A charcutaria surgiu a partir da evolução da humanidade e se desenvolveu com a finalidade de preservação, principalmente das carnes, porquanto inexistia tecnologia ou método de referigeração adequada, que garantissem vida útil longa para os alimentos, representando um dos mais antigos métodos de processamento que sustentam o gênero humano. A preservação de alimentos, em especial das carnes, permitiu a humanidade sobreviver durante períodos de escassez e, mais importante, possibilitou as longas viagens de migração, onde nem sempre era possível se obter alimentos com constância e frescos.
As primeiras informações que se detém sobre a técnica de preservação de carnes, remonta aos primórdios da civilização humana, quando o caçador abatia um animal maior do que as suas necessidades, cortava-o em pedaços menores de carne, temperava com sal e ervas aromáticas e embutia nas tripas e bucho do próprio animal, previamente lavadas, armazenando para consumir depois.
A lingüiça, portanto, foi um dos primeiros embutidos inventados, ainda que sem esse nome “lingüiça”, que tem a ver com a palavra italiana “luganega” e que nos remete para os Lucanos, um povo de origem samnita, que se estabeleceu na Lucânia (atual região montanhosa da Itália meridional, a Basilicata), no século V a.C. Essa civilização tinha forte influência da civilização helênica.
O poeta Homero, em sua obra "Odisséia", escrita no século IX a.C já mencionava essa antiga forma de processamento de carne.

Petrônio (14 a.C – 66 d.C) na obra Satyricon, ao descrever a cena de Trimalchion, verseja: “Umas lingüiças fumegavam numa churrasqueira de prata, e debaixo da churrasqueira havia ameixas, damascos e grãos de romã...”. E mais adiante, em outro trecho: “...o cozinheiro colocou o avental, pegou a faca com a mão trêmula deu vários cortes na barriga do animal (do porco). Logo depois, pelas perfurações alargadas com habilidade, começaram a sair, devido a inclinação, pencas de chouriços e linguiças.”
Nas estradas de acesso à Roma Imperial existiam tendas onde eram vendidas liguiças de porco assadas em pequenos fogões a carvão.

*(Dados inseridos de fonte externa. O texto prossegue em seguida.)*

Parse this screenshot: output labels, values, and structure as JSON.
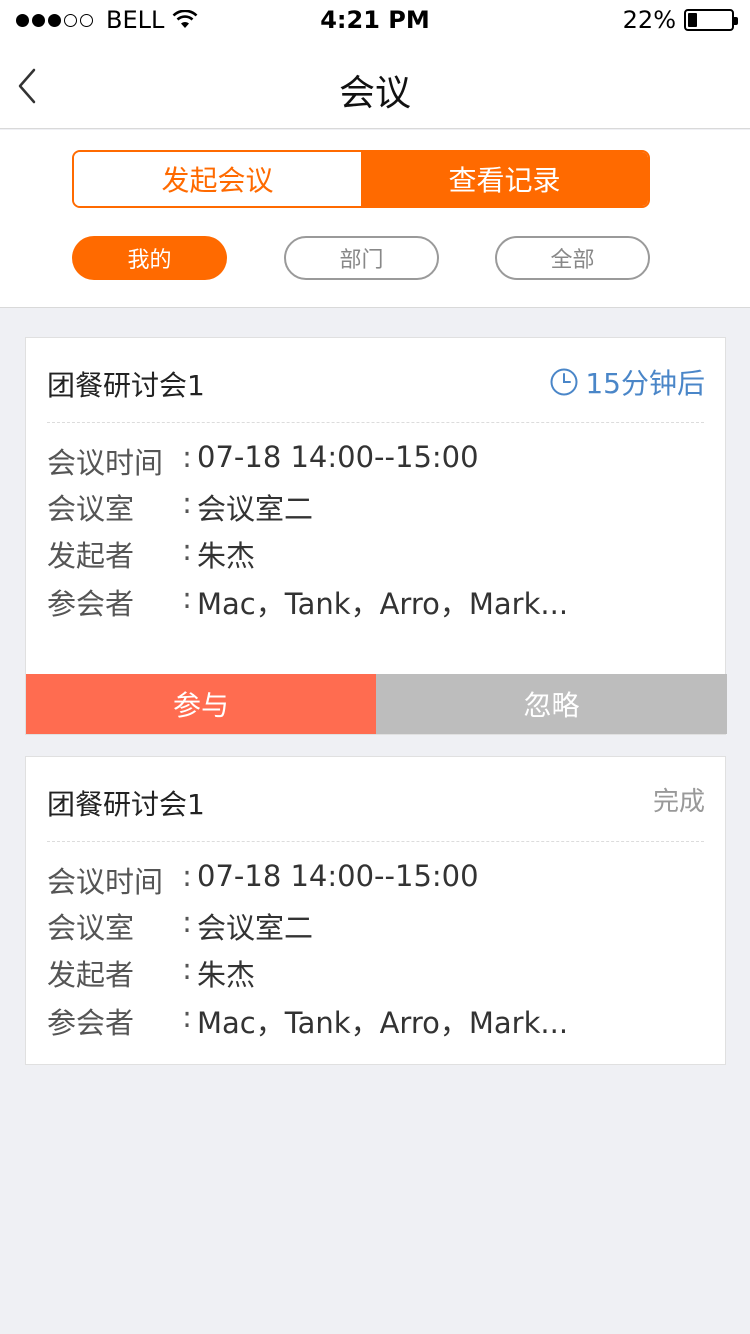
{
  "status_bar": {
    "carrier": "BELL",
    "time": "4:21 PM",
    "battery": "22%",
    "battery_level": 0.22
  },
  "nav": {
    "title": "会议",
    "back_icon": "chevron-left-icon"
  },
  "segments": {
    "start": "发起会议",
    "records": "查看记录",
    "active": "records"
  },
  "filters": {
    "mine": "我的",
    "department": "部门",
    "all": "全部",
    "active": "mine"
  },
  "colors": {
    "accent": "#ff6a00",
    "join": "#ff6c50",
    "ignore": "#bdbdbd",
    "countdown": "#4a86c8"
  },
  "meetings": [
    {
      "title": "团餐研讨会1",
      "status": "15分钟后",
      "status_icon": "clock-icon",
      "time_label": "会议时间",
      "time_value": "07-18 14:00--15:00",
      "room_label": "会议室",
      "room_value": "会议室二",
      "initiator_label": "发起者",
      "initiator_value": "朱杰",
      "attendees_label": "参会者",
      "attendees_value": "Mac，Tank，Arro，Mark...",
      "join_label": "参与",
      "ignore_label": "忽略"
    },
    {
      "title": "团餐研讨会1",
      "status": "完成",
      "time_label": "会议时间",
      "time_value": "07-18 14:00--15:00",
      "room_label": "会议室",
      "room_value": "会议室二",
      "initiator_label": "发起者",
      "initiator_value": "朱杰",
      "attendees_label": "参会者",
      "attendees_value": "Mac，Tank，Arro，Mark..."
    }
  ]
}
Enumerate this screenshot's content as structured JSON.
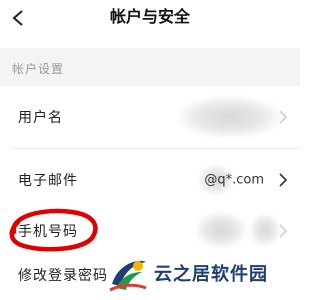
{
  "header": {
    "title": "帐户与安全",
    "back_icon": "chevron-left-icon"
  },
  "section": {
    "title": "帐户设置"
  },
  "rows": [
    {
      "label": "用户名",
      "value": ""
    },
    {
      "label": "电子邮件",
      "value": "@q*.com"
    },
    {
      "label": "手机号码",
      "value": ""
    },
    {
      "label": "修改登录密码",
      "value": ""
    }
  ],
  "watermark": {
    "text": "云之居软件园"
  },
  "colors": {
    "annotation_red": "#e00000",
    "section_bg": "#f4f4f4",
    "watermark_blue": "#1d3f76"
  }
}
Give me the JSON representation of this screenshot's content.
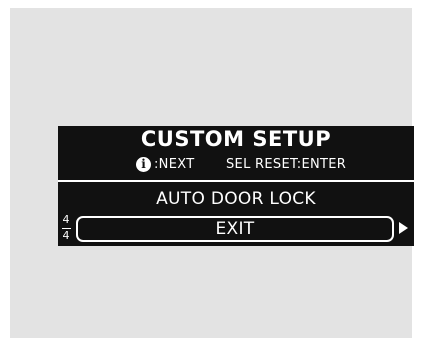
{
  "screen": {
    "title": "CUSTOM SETUP",
    "hint": {
      "icon": "info-icon",
      "icon_glyph": "i",
      "next_label": ":NEXT",
      "select_reset_label": "SEL RESET:ENTER"
    },
    "menu": {
      "previous_item": "AUTO DOOR LOCK",
      "selected_item": "EXIT",
      "page_current": "4",
      "page_total": "4",
      "next_arrow_icon": "arrow-right-icon"
    }
  }
}
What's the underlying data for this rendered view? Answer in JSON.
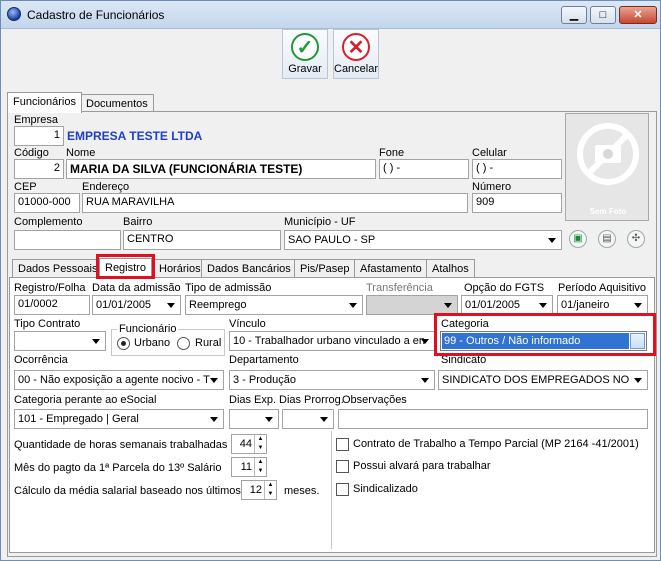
{
  "window": {
    "title": "Cadastro de Funcionários",
    "minimize": "▁",
    "maximize": "□",
    "close": "✕"
  },
  "toolbar": {
    "save_label": "Gravar",
    "cancel_label": "Cancelar"
  },
  "top_tabs": [
    "Funcionários",
    "Documentos"
  ],
  "empresa": {
    "label": "Empresa",
    "code": "1",
    "name": "EMPRESA TESTE LTDA"
  },
  "codigo": {
    "label": "Código",
    "value": "2"
  },
  "nome": {
    "label": "Nome",
    "value": "MARIA DA SILVA (FUNCIONÁRIA TESTE)"
  },
  "fone": {
    "label": "Fone",
    "value": "(  )      -"
  },
  "celular": {
    "label": "Celular",
    "value": "(  )      -"
  },
  "cep": {
    "label": "CEP",
    "value": "01000-000"
  },
  "endereco": {
    "label": "Endereço",
    "value": "RUA MARAVILHA"
  },
  "numero": {
    "label": "Número",
    "value": "909"
  },
  "complemento": {
    "label": "Complemento",
    "value": ""
  },
  "bairro": {
    "label": "Bairro",
    "value": "CENTRO"
  },
  "municipio": {
    "label": "Município - UF",
    "value": "SAO PAULO - SP"
  },
  "photo": {
    "caption": "Sem Foto"
  },
  "inner_tabs": [
    "Dados Pessoais",
    "Registro",
    "Horários",
    "Dados Bancários",
    "Pis/Pasep",
    "Afastamento",
    "Atalhos"
  ],
  "registro": {
    "registro_folha": {
      "label": "Registro/Folha",
      "value": "01/0002"
    },
    "data_admissao": {
      "label": "Data da admissão",
      "value": "01/01/2005"
    },
    "tipo_admissao": {
      "label": "Tipo de admissão",
      "value": "Reemprego"
    },
    "transferencia": {
      "label": "Transferência",
      "value": ""
    },
    "opcao_fgts": {
      "label": "Opção do FGTS",
      "value": "01/01/2005"
    },
    "periodo_aquisitivo": {
      "label": "Período Aquisitivo",
      "value": "01/janeiro"
    },
    "tipo_contrato": {
      "label": "Tipo Contrato",
      "value": ""
    },
    "funcionario": {
      "label": "Funcionário",
      "urbano": "Urbano",
      "rural": "Rural"
    },
    "vinculo": {
      "label": "Vínculo",
      "value": "10 - Trabalhador urbano vinculado a en"
    },
    "categoria": {
      "label": "Categoria",
      "value": "99 - Outros / Não informado"
    },
    "ocorrencia": {
      "label": "Ocorrência",
      "value": "00 - Não exposição a agente nocivo - T"
    },
    "departamento": {
      "label": "Departamento",
      "value": "3 - Produção"
    },
    "sindicato": {
      "label": "Sindicato",
      "value": "SINDICATO DOS EMPREGADOS NO"
    },
    "categoria_esocial": {
      "label": "Categoria perante ao eSocial",
      "value": "101 - Empregado | Geral"
    },
    "dias_exp": {
      "label": "Dias Exp.",
      "value": ""
    },
    "dias_prorrog": {
      "label": "Dias Prorrog.",
      "value": ""
    },
    "observacoes": {
      "label": "Observações"
    },
    "horas_semanais": {
      "label": "Quantidade de horas semanais trabalhadas",
      "value": "44"
    },
    "mes_pagto": {
      "label": "Mês do pagto da 1ª Parcela do 13º Salário",
      "value": "11"
    },
    "media_salarial": {
      "label": "Cálculo da média salarial baseado nos últimos",
      "value": "12",
      "suffix": "meses."
    },
    "contrato_parcial": "Contrato de Trabalho a Tempo Parcial (MP 2164 -41/2001)",
    "alvara": "Possui alvará para trabalhar",
    "sindicalizado": "Sindicalizado"
  }
}
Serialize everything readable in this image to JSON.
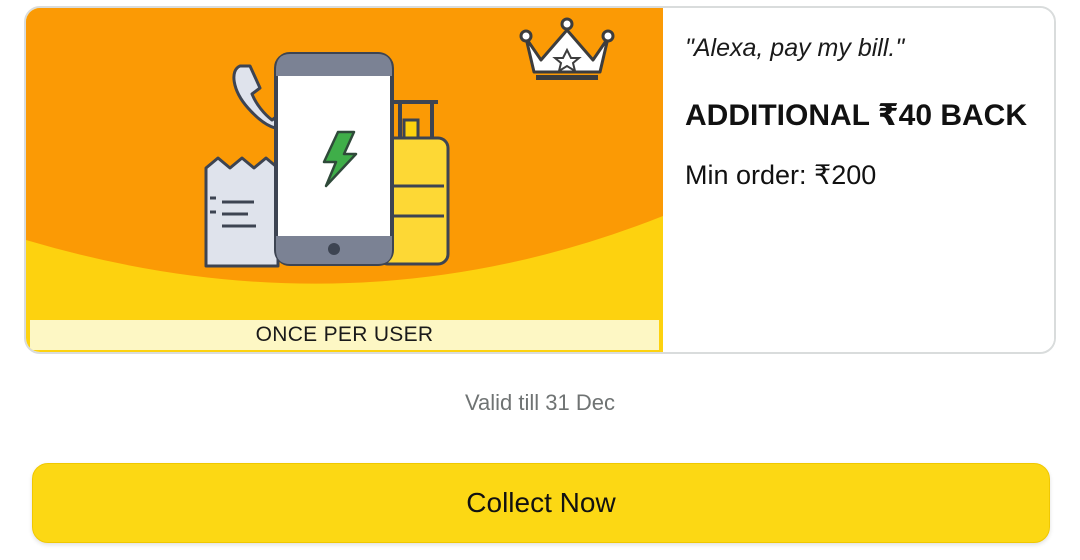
{
  "offer": {
    "banner_tag": "ONCE PER USER",
    "quote": "\"Alexa, pay my bill.\"",
    "headline": "ADDITIONAL ₹40 BACK",
    "min_order": "Min order: ₹200",
    "illustration_icons": [
      "crown-icon",
      "phone-handset-icon",
      "receipt-icon",
      "smartphone-icon",
      "lightning-icon",
      "suitcase-icon"
    ]
  },
  "validity": "Valid till 31 Dec",
  "action": {
    "collect_label": "Collect Now"
  },
  "colors": {
    "banner_orange": "#fb9a05",
    "banner_yellow": "#fdd20f",
    "strip": "#fdf7c4",
    "button": "#fcd814",
    "lightning": "#3fae49"
  }
}
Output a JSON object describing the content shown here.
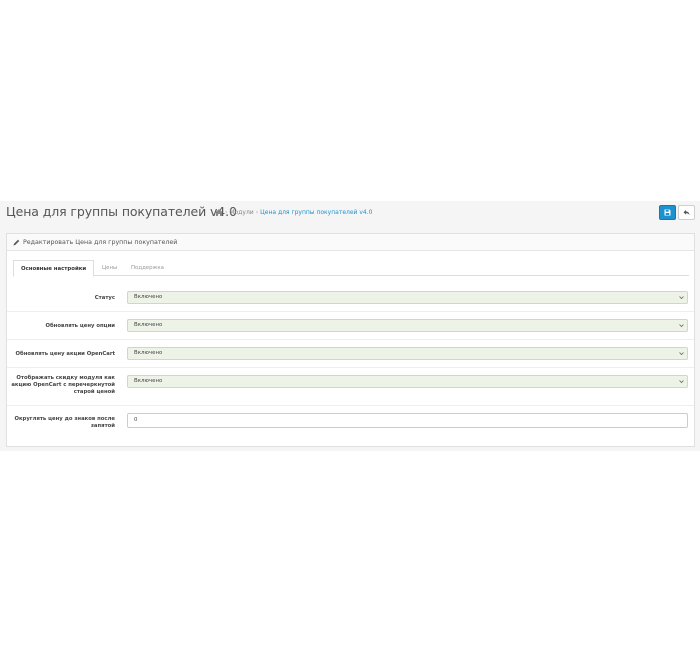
{
  "header": {
    "title": "Цена для группы покупателей v4.0",
    "breadcrumb": {
      "home_icon": "home-icon",
      "items": [
        "Модули",
        "Цена для группы покупателей v4.0"
      ]
    },
    "save_icon": "save-icon",
    "back_icon": "reply-icon"
  },
  "panel": {
    "heading": "Редактировать Цена для группы покупателей",
    "heading_icon": "pencil-icon"
  },
  "tabs": [
    {
      "label": "Основные настройки",
      "active": true
    },
    {
      "label": "Цены",
      "active": false
    },
    {
      "label": "Поддержка",
      "active": false
    }
  ],
  "form": {
    "status": {
      "label": "Статус",
      "value": "Включено"
    },
    "option_price": {
      "label": "Обновлять цену опции",
      "value": "Включено"
    },
    "special_price": {
      "label": "Обновлять цену акции OpenCart",
      "value": "Включено"
    },
    "display_discount": {
      "label_lines": [
        "Отображать скидку модуля как",
        "акцию OpenCart с перечеркнутой",
        "старой ценой"
      ],
      "value": "Включено"
    },
    "rounding": {
      "label_lines": [
        "Округлять цену до знаков после",
        "запятой"
      ],
      "value": "0"
    }
  },
  "colors": {
    "accent": "#1e91cf",
    "select_bg": "#eef3e8"
  }
}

Quando Constantino, o Grande (274 – 337) governava Roma, entre 306 e 337, depois de convertido ao Cristianismo, proibiu o consumo de lingüiça, porque era associada com festivais pagãos. Esta proibição perdurou por todo o seu governo, sendo abolida depois da sua morte, por causa dos protestos do povo romano.

No Império Romano eram consumidos diversos tipos de embutidos, que recebiam nomes como “farcimina”, “hillae”, os “circelli”, os “spirulae” e os “botulus”.
Embutidos ou enchidos, como se diz em Portugal, são produtos preparados com carne picada, triturada ou em forma de massa, agregada de temperos, aglutinantes e aditivos e embutida em invólucros naturais e artificiais, cozidas e algumas vezes defumadas, para consumo frio ou quente.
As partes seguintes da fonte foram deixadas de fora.